Clair is our fully free software implementation for scanning containers and then using the associated package metadata to identify containers that contain old versions of software; software with known CVE (common vulnerabilities and exposures).
Approaching it in this way, looking at the package data, means that as long as the distributions are providing accurate data about which versions contain which security issue we can provide users with a strong level of confidence that there are no known security issues within their containers, or to identify which images need to be updated in a fully automated way.

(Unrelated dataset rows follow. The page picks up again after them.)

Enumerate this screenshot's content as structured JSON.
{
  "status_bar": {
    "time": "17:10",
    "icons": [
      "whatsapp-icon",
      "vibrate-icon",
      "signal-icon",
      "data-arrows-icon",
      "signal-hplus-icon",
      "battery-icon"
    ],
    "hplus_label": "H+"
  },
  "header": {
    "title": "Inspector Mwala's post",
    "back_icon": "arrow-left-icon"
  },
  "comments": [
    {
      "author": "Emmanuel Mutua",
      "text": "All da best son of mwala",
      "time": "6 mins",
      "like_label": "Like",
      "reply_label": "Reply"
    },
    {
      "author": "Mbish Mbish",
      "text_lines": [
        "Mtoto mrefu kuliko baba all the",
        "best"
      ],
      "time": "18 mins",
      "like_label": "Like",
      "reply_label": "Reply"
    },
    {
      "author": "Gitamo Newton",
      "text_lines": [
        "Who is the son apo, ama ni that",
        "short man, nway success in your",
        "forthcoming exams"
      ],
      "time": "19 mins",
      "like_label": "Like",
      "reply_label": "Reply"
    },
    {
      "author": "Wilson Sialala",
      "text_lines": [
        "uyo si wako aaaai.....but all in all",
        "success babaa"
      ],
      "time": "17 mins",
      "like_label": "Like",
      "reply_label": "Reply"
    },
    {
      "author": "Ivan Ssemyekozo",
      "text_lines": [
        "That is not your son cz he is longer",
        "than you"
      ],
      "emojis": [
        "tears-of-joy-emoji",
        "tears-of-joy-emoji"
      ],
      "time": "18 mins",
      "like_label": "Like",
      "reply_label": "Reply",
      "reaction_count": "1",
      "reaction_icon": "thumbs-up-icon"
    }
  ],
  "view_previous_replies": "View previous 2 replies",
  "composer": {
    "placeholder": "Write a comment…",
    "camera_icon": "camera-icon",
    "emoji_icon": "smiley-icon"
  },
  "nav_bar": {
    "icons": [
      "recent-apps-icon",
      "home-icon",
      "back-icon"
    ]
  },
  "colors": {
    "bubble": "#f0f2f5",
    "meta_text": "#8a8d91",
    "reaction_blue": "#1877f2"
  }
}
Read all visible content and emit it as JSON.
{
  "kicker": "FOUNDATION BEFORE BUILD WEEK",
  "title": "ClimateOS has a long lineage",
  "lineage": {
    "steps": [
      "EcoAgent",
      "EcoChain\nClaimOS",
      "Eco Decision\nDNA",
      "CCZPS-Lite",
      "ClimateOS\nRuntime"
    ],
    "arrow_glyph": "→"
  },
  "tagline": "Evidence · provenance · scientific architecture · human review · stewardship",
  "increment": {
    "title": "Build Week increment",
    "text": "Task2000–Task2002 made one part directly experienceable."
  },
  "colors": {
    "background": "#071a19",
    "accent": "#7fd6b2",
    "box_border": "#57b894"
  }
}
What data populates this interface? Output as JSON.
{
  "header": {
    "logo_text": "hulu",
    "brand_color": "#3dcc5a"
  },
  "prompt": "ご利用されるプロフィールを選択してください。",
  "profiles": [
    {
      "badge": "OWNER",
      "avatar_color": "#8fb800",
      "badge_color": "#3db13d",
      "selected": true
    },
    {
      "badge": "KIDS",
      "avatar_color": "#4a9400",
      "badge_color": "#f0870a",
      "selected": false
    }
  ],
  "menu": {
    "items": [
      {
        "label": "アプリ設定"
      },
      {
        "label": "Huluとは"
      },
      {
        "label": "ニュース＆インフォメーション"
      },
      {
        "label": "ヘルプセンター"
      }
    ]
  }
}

There are theoretically other things we could do here. Static code analysis would potentially allow us to identify individual binaries with security issues, but the problem with that approach is that if it says you have a vulnerability, that’s great. You probably do have a vulnerability. If your scanning tool says you don’t have a vulnerability that’s not particularly useful information. You don’t know whether that is because there are no known vulnerabilities or because the tool was unable to identify it.
Approaches like Clair will not cover as many situations, but it means that the situations it does cover are giving you results you can be confident in.
This is really important because one of the things people have been very worried about in the container space is identifying which versions of containers do contain, for instance, old versions of OpenSSL. If you are running such containers are you risking or compromising your system security? I think this kind of tool gives system admins the confidence they need to be able to deploy containers without having to worry about that.